I really appreciate your guidance. I really admire your successful implementation of this paper.I still have two questions, please help me to answer them. There is a function compute_auc_average in the evaluate. py file with the following code:
for sub_loss_file in loss_file_list: # the name of dataset, loss, and ground truth dataset, psnr_records, gt = load_psnr_gt(loss_file=sub_loss_file) if dataset=='shanghaitech': gt[51][5]=0 elif dataset=='ped2': for i in range(7,11): gt[i][0]=0 elif dataset=='ped1': gt[13][0]=0 # the number of videos num_videos = len(psnr_records)
I don't quite understand the ground truth corresponding to different data sets is set to 0 in different places. Could you please help me explain it?
- Why are they set to 0 in these places?
- How is the corresponding place of this different data set obtained?
- How can I know to set 0 in the corresponding place of ground truth on my own data set?

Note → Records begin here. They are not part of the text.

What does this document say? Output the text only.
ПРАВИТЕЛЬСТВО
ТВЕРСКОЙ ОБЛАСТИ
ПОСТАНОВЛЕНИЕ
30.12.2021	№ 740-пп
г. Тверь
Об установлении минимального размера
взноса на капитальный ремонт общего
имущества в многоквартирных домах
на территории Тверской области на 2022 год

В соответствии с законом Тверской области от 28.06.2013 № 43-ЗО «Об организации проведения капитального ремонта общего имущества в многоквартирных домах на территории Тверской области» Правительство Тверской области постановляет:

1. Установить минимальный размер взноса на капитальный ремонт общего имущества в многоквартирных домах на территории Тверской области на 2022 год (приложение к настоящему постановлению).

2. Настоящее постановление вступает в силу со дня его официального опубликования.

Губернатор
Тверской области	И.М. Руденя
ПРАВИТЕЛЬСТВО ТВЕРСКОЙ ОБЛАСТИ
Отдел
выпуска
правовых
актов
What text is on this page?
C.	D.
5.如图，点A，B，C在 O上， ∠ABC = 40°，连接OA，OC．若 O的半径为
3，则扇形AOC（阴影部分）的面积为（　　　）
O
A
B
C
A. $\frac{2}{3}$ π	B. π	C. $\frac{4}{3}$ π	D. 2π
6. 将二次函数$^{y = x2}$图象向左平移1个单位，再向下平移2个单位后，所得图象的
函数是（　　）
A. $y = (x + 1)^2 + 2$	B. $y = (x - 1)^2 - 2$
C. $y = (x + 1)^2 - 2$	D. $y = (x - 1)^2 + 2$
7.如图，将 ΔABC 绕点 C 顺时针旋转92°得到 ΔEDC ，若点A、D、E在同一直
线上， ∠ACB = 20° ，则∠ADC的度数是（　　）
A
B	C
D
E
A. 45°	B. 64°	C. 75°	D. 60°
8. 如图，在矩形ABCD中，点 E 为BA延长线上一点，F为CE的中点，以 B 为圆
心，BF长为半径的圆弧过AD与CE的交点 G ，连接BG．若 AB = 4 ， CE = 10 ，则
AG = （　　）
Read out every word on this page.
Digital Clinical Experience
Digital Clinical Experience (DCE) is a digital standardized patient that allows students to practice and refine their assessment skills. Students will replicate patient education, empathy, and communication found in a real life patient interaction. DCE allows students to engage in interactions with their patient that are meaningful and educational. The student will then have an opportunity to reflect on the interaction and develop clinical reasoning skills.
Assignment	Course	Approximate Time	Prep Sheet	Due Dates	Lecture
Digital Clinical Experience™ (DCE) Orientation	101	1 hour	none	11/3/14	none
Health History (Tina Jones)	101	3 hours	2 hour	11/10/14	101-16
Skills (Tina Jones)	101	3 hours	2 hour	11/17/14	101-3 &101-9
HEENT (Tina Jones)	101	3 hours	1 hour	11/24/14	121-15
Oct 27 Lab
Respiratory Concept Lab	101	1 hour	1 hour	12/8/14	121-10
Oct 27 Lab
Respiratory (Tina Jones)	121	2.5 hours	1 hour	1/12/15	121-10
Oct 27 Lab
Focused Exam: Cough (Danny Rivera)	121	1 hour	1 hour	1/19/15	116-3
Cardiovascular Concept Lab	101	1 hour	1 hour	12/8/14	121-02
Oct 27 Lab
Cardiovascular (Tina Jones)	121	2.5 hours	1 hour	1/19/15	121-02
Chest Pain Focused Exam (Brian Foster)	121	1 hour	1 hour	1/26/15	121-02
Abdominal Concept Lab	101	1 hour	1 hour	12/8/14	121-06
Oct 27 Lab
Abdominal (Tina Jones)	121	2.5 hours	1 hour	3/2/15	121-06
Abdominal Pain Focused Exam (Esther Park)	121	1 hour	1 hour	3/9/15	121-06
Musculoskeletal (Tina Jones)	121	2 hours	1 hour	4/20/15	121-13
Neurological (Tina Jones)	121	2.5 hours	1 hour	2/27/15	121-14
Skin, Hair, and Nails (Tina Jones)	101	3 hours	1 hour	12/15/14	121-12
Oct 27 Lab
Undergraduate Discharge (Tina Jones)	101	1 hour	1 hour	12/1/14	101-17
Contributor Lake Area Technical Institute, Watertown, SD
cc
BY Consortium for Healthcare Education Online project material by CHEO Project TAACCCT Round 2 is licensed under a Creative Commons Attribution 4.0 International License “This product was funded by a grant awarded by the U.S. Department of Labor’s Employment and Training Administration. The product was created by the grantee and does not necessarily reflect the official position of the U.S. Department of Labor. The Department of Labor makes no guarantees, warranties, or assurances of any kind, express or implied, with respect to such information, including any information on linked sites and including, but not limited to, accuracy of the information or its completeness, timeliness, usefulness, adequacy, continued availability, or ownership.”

In addition, I look at the pre-training model on the coco data set you directly use. If I retrain a detection model of ssd-resnet50 on the experimental data set, the detected box will be more accurate, and the experimental effect will be better? I'm sorry to bother you again and again. I sincerely appreciate your help and wish you a happy life.
Hello, what's your final AUC on avenue?
Hello, thanks for your help. I have finished the experiment. However, my result on avenue is only 0.448 auc, which is far from the experimental result. May I ask what is the result of your test? And how can I improve the results?